Though NIH’s pioneering research drew people from across the country, Brown remembers never seeing other Black women or even people of color at the clinical trials. Participating in numerous studies, she felt at times that she was losing the battle to AIDS; she later had a second devastating diagnosis, learning that she was also battling cancer. But the tides changed for Brown after participating in one clinical trial and receiving the good news from Young that for the first time, her HIV was undetectable.
As for Strange, he believed clinical trials were essential to make progress, and his philosophy on participation was “If not me, then who?” With the counsel of Kumar, he began participating in trials almost immediately after being diagnosed. At that time, the primary FDA-approved drug treatment was Retrovir, or AZT, which required as many as six dosage intakes a day.
From Surviving to Thriving
After volunteering for five new drug trials at NIH between 1993 and 1998, Strange discovered that his immune system seemed to be genetically in his favor and might be able to withstand the virus with few drugs or none at all. In 1999, he joined a multi-year study of how a small portion of patients could control the virus without drugs.
“For a year and a half, I took no drugs at all and the virus was either undetectable or only came back at a fairly low level,” he says. Now, at the age of 78, Strange’s current viral load is undetectable.
“In many places, there’s a great stigma around being gay, let along having HIV,” says Strange. “Even though people are somewhat more accepting here now, the fear of stigma keeps people from disclosing their status. But, I also realized that as an HIV-positive person, I have a responsibility not to infect others.”
Considering how his health status could affect his relationships and even beloved hobbies like hiking, Strange decided in 1993 to share his HIV diagnosis with his closest friends.
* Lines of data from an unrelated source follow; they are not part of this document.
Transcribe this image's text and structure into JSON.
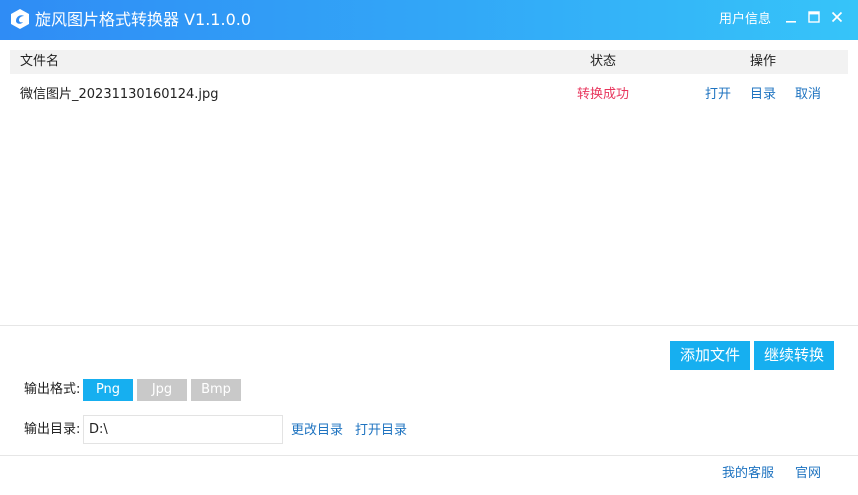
{
  "window": {
    "title": "旋风图片格式转换器 V1.1.0.0",
    "user_info": "用户信息",
    "logo_icon": "swirl-logo-icon",
    "controls": [
      "minimize-icon",
      "maximize-icon",
      "close-icon"
    ]
  },
  "table": {
    "columns": {
      "name": "文件名",
      "status": "状态",
      "ops": "操作"
    },
    "rows": [
      {
        "name": "微信图片_20231130160124.jpg",
        "status": "转换成功",
        "ops": {
          "open": "打开",
          "dir": "目录",
          "cancel": "取消"
        }
      }
    ]
  },
  "actions": {
    "add_file": "添加文件",
    "continue": "继续转换"
  },
  "output": {
    "format_label": "输出格式:",
    "formats": [
      {
        "label": "Png",
        "selected": true
      },
      {
        "label": "Jpg",
        "selected": false
      },
      {
        "label": "Bmp",
        "selected": false
      }
    ],
    "dir_label": "输出目录:",
    "dir_value": "D:\\",
    "change_dir": "更改目录",
    "open_dir": "打开目录"
  },
  "footer": {
    "service": "我的客服",
    "website": "官网"
  },
  "colors": {
    "accent": "#16aff0",
    "title_gradient_start": "#2f8cf5",
    "title_gradient_end": "#36c4f9",
    "success": "#e8365d",
    "link": "#1e73c0",
    "format_unselected": "#c9c9c9"
  }
}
“My friends and I enjoy being outdoors, and I said to them, ‘I’ve got something I need to tell you. I just tested HIV-positive, which means that in any of our outside activities, if I ever get cut, you have to let people know to be very careful.’”
Now, more than 25 years since his diagnosis, Strange continues to be a proponent for medical advancement in HIV research despite being aged out of eligibility for many trials.
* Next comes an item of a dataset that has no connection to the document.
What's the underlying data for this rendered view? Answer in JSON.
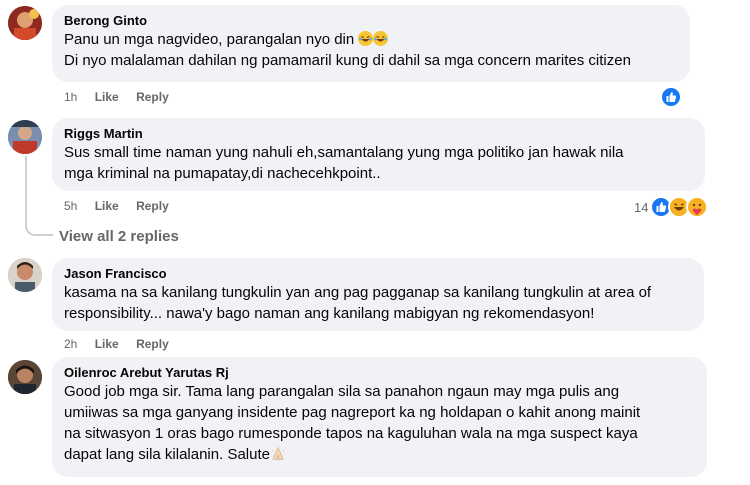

“If we’re going to make progress, we should all play our part in furthering scientific knowledge and getting more effective diagnoses and treatments,” he asserts. He has served a total of 12 years as a volunteer member of the community advisory boards for two NIH-funded HIV research studies.
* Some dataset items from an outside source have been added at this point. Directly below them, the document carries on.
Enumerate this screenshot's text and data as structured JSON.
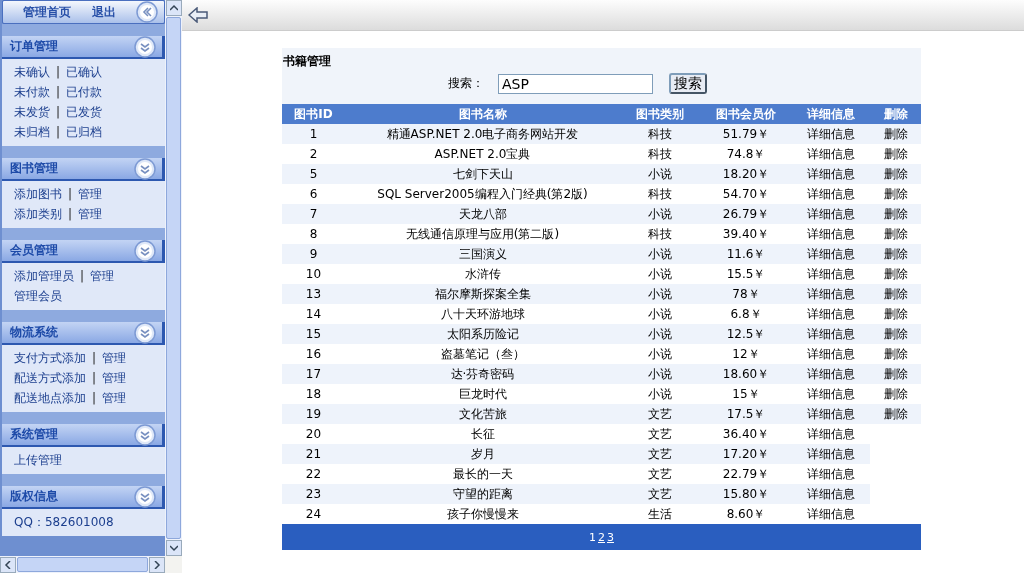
{
  "sidebar": {
    "top": {
      "links": [
        "管理首页",
        "退出"
      ]
    },
    "sections": [
      {
        "title": "订单管理",
        "rows": [
          [
            {
              "kind": "link",
              "text": "未确认"
            },
            {
              "kind": "sep",
              "text": "|"
            },
            {
              "kind": "link",
              "text": "已确认"
            }
          ],
          [
            {
              "kind": "link",
              "text": "未付款"
            },
            {
              "kind": "sep",
              "text": "|"
            },
            {
              "kind": "link",
              "text": "已付款"
            }
          ],
          [
            {
              "kind": "link",
              "text": "未发货"
            },
            {
              "kind": "sep",
              "text": "|"
            },
            {
              "kind": "link",
              "text": "已发货"
            }
          ],
          [
            {
              "kind": "link",
              "text": "未归档"
            },
            {
              "kind": "sep",
              "text": "|"
            },
            {
              "kind": "link",
              "text": "已归档"
            }
          ]
        ]
      },
      {
        "title": "图书管理",
        "rows": [
          [
            {
              "kind": "link",
              "text": "添加图书"
            },
            {
              "kind": "sep",
              "text": "|"
            },
            {
              "kind": "link",
              "text": "管理"
            }
          ],
          [
            {
              "kind": "link",
              "text": "添加类别"
            },
            {
              "kind": "sep",
              "text": "|"
            },
            {
              "kind": "link",
              "text": "管理"
            }
          ]
        ]
      },
      {
        "title": "会员管理",
        "rows": [
          [
            {
              "kind": "link",
              "text": "添加管理员"
            },
            {
              "kind": "sep",
              "text": "|"
            },
            {
              "kind": "link",
              "text": "管理"
            }
          ],
          [
            {
              "kind": "link",
              "text": "管理会员"
            }
          ]
        ]
      },
      {
        "title": "物流系统",
        "rows": [
          [
            {
              "kind": "link",
              "text": "支付方式添加"
            },
            {
              "kind": "sep",
              "text": "|"
            },
            {
              "kind": "link",
              "text": "管理"
            }
          ],
          [
            {
              "kind": "link",
              "text": "配送方式添加"
            },
            {
              "kind": "sep",
              "text": "|"
            },
            {
              "kind": "link",
              "text": "管理"
            }
          ],
          [
            {
              "kind": "link",
              "text": "配送地点添加"
            },
            {
              "kind": "sep",
              "text": "|"
            },
            {
              "kind": "link",
              "text": "管理"
            }
          ]
        ]
      },
      {
        "title": "系统管理",
        "rows": [
          [
            {
              "kind": "link",
              "text": "上传管理"
            }
          ]
        ]
      },
      {
        "title": "版权信息",
        "rows": [
          [
            {
              "kind": "text",
              "text": "QQ：582601008"
            }
          ]
        ]
      }
    ]
  },
  "panel": {
    "title": "书籍管理",
    "search": {
      "label": "搜索：",
      "value": "ASP",
      "button": "搜索"
    },
    "table": {
      "columns": [
        "图书ID",
        "图书名称",
        "图书类别",
        "图书会员价",
        "详细信息",
        "删除"
      ],
      "rows": [
        {
          "id": "1",
          "name": "精通ASP.NET 2.0电子商务网站开发",
          "category": "科技",
          "price": "51.79￥",
          "detail": "详细信息",
          "delete": "删除"
        },
        {
          "id": "2",
          "name": "ASP.NET 2.0宝典",
          "category": "科技",
          "price": "74.8￥",
          "detail": "详细信息",
          "delete": "删除"
        },
        {
          "id": "5",
          "name": "七剑下天山",
          "category": "小说",
          "price": "18.20￥",
          "detail": "详细信息",
          "delete": "删除"
        },
        {
          "id": "6",
          "name": "SQL Server2005编程入门经典(第2版)",
          "category": "科技",
          "price": "54.70￥",
          "detail": "详细信息",
          "delete": "删除"
        },
        {
          "id": "7",
          "name": "天龙八部",
          "category": "小说",
          "price": "26.79￥",
          "detail": "详细信息",
          "delete": "删除"
        },
        {
          "id": "8",
          "name": "无线通信原理与应用(第二版)",
          "category": "科技",
          "price": "39.40￥",
          "detail": "详细信息",
          "delete": "删除"
        },
        {
          "id": "9",
          "name": "三国演义",
          "category": "小说",
          "price": "11.6￥",
          "detail": "详细信息",
          "delete": "删除"
        },
        {
          "id": "10",
          "name": "水浒传",
          "category": "小说",
          "price": "15.5￥",
          "detail": "详细信息",
          "delete": "删除"
        },
        {
          "id": "13",
          "name": "福尔摩斯探案全集",
          "category": "小说",
          "price": "78￥",
          "detail": "详细信息",
          "delete": "删除"
        },
        {
          "id": "14",
          "name": "八十天环游地球",
          "category": "小说",
          "price": "6.8￥",
          "detail": "详细信息",
          "delete": "删除"
        },
        {
          "id": "15",
          "name": "太阳系历险记",
          "category": "小说",
          "price": "12.5￥",
          "detail": "详细信息",
          "delete": "删除"
        },
        {
          "id": "16",
          "name": "盗墓笔记（叁）",
          "category": "小说",
          "price": "12￥",
          "detail": "详细信息",
          "delete": "删除"
        },
        {
          "id": "17",
          "name": "达·芬奇密码",
          "category": "小说",
          "price": "18.60￥",
          "detail": "详细信息",
          "delete": "删除"
        },
        {
          "id": "18",
          "name": "巨龙时代",
          "category": "小说",
          "price": "15￥",
          "detail": "详细信息",
          "delete": "删除"
        },
        {
          "id": "19",
          "name": "文化苦旅",
          "category": "文艺",
          "price": "17.5￥",
          "detail": "详细信息",
          "delete": "删除"
        },
        {
          "id": "20",
          "name": "长征",
          "category": "文艺",
          "price": "36.40￥",
          "detail": "详细信息"
        },
        {
          "id": "21",
          "name": "岁月",
          "category": "文艺",
          "price": "17.20￥",
          "detail": "详细信息"
        },
        {
          "id": "22",
          "name": "最长的一天",
          "category": "文艺",
          "price": "22.79￥",
          "detail": "详细信息"
        },
        {
          "id": "23",
          "name": "守望的距离",
          "category": "文艺",
          "price": "15.80￥",
          "detail": "详细信息"
        },
        {
          "id": "24",
          "name": "孩子你慢慢来",
          "category": "生活",
          "price": "8.60￥",
          "detail": "详细信息"
        }
      ]
    },
    "pages": [
      {
        "label": "1",
        "selected": true
      },
      {
        "label": "2",
        "selected": false
      },
      {
        "label": "3",
        "selected": false
      }
    ]
  }
}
After nearly four decades of HIV research and care, there are still gaps in understanding the virus as well as prevention methods and medications.
“Even with the progress we’ve made, the social aspects of the disease can be very ostracizing,” says Kumar. “The hard part is whether patients remain engaged in care. It’s not so much about access, but about other factors in their lives. Are they willing and able to take the medication? Are they still distrustful of the system?”
For Brown, addressing the needs and rights of HIV-positive patients and advocating for strong researcher-community relationships are paramount. Having overcome two earth-shattering health diagnoses, she remembers what it was like to feel alone and overlooked at certain points of her journey. But now at almost 70, she stands tall—as a mother, grandmother, friend, advocate, survivor, and thriver—with a legacy that she can be proud of.
“There’s nothing else that I have on a bucket list. Everything else would be icing on the cake from here,” says Brown. “What I really hope to see is the next generation benefit from all of the good things that life has to offer, while also feeling their worth, value, and power in all of their relationships.”